We are using Toyota recommended Michelin summer and winter tires on our Prius III and Camry HEVs. Would these new Continental tires make enough difference to recover the extra cost in 5 years or so?

The Michelin are good for up to 130,000 km and up to 200,000 Km with summer + winter tires. By that time, we may change for new vehicles.

Most Leaf drivers who have tried other LRR tires will acknowledge that the Bridgestone Ecopias still rule for best range, but they are fragile. On a Leaf you live with that --- just not enough range to give up. Current BEVs (Model S excluded, but then it eats tires due to weight and irresistible snappy driving) just have to deal with more tread wear and greater likelihood of tire loss.

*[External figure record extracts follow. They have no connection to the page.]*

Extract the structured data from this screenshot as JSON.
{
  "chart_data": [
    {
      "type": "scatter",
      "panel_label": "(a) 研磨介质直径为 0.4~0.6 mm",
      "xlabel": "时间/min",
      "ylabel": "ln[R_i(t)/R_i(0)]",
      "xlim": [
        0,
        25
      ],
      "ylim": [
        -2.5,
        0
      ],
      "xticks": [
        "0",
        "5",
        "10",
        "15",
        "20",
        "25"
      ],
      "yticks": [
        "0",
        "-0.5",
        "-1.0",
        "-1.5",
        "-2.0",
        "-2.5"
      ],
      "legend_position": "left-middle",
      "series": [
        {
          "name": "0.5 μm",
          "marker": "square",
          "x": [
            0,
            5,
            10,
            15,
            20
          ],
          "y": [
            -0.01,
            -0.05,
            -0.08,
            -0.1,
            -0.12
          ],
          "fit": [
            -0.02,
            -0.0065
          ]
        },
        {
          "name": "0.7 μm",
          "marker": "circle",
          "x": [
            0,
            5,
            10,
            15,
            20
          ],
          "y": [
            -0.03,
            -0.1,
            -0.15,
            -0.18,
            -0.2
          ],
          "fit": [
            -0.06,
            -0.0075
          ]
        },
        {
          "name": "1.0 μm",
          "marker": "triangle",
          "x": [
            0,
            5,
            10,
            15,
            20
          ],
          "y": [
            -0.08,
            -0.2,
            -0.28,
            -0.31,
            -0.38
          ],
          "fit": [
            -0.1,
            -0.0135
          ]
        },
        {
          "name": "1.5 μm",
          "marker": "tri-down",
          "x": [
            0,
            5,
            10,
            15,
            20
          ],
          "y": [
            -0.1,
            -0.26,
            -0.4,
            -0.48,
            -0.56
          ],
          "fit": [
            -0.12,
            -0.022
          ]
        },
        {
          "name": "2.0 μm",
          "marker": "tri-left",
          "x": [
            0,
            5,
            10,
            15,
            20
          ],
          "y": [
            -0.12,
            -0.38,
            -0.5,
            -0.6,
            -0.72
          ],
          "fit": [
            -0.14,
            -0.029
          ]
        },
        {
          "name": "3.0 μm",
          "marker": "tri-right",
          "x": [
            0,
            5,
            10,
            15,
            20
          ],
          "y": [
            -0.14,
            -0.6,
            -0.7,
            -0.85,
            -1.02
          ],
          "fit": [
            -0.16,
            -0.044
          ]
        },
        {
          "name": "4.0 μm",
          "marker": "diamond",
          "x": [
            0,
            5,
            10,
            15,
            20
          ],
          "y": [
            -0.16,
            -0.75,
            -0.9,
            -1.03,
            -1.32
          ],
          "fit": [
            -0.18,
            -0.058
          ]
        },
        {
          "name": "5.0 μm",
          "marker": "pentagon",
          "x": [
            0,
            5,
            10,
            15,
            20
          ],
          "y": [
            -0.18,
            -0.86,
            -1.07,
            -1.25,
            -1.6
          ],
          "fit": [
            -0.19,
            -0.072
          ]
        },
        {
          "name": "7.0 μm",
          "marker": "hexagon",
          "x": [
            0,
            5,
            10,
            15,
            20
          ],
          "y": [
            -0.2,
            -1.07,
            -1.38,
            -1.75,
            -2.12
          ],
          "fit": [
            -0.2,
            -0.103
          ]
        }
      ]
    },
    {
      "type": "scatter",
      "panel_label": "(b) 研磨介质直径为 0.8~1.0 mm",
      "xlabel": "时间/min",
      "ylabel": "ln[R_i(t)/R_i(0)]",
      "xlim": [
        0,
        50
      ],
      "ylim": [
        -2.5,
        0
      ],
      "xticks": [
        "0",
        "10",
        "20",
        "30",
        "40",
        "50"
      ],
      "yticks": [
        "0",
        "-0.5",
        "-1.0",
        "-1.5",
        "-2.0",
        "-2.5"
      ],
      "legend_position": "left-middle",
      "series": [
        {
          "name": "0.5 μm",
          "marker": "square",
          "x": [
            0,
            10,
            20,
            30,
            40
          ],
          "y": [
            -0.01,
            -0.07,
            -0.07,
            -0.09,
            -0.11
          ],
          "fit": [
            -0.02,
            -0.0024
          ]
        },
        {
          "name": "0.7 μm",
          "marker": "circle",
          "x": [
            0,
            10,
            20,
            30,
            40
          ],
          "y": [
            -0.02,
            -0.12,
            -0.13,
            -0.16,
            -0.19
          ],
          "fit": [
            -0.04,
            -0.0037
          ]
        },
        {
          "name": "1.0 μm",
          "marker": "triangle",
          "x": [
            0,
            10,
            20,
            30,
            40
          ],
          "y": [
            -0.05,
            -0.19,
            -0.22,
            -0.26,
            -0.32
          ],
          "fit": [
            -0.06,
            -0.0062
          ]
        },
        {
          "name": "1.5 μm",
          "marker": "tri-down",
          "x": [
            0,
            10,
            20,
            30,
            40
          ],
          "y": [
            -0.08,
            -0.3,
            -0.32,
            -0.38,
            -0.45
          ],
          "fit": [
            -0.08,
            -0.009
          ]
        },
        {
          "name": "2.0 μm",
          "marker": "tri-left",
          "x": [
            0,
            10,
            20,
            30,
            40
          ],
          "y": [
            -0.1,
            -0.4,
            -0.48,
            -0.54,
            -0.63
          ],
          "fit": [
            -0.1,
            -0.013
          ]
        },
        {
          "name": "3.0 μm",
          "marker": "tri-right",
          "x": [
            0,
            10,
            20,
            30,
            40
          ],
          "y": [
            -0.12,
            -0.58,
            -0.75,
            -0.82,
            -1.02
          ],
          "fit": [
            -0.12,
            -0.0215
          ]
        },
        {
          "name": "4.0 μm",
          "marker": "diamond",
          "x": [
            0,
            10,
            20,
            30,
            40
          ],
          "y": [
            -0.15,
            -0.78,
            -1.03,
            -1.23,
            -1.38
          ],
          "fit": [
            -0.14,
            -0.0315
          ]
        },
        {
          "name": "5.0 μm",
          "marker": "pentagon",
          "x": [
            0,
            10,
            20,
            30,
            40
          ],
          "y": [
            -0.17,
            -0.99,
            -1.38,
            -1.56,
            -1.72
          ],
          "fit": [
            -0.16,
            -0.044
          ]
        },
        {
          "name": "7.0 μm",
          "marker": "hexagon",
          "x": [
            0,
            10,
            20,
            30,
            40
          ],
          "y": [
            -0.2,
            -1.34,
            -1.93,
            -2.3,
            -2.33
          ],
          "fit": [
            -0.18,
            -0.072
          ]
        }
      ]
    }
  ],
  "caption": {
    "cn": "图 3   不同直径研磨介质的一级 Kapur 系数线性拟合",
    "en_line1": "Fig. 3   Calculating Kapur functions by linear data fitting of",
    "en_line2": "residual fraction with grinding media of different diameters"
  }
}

You have more breadth of options to consider with the hybrid, but if you aren't operating on pothole-ridden American roads it might be worth trying the Conti's.

BTW, check out this thread at PriusChat on LRR tires (the OP has kept it up to date)

http://priuschat.com/threads/low-rolling-resistance-replacement-tires-current-list.92778/

Tks for the link.

With all due regards, we will stay with the original Michelin Energy Saver A/S.

I really wish that manufacturers were required to publish rolling resistance numbers in the USA so that one could compare different tires like they do in Europe.

It would make choosing tires a lot easier.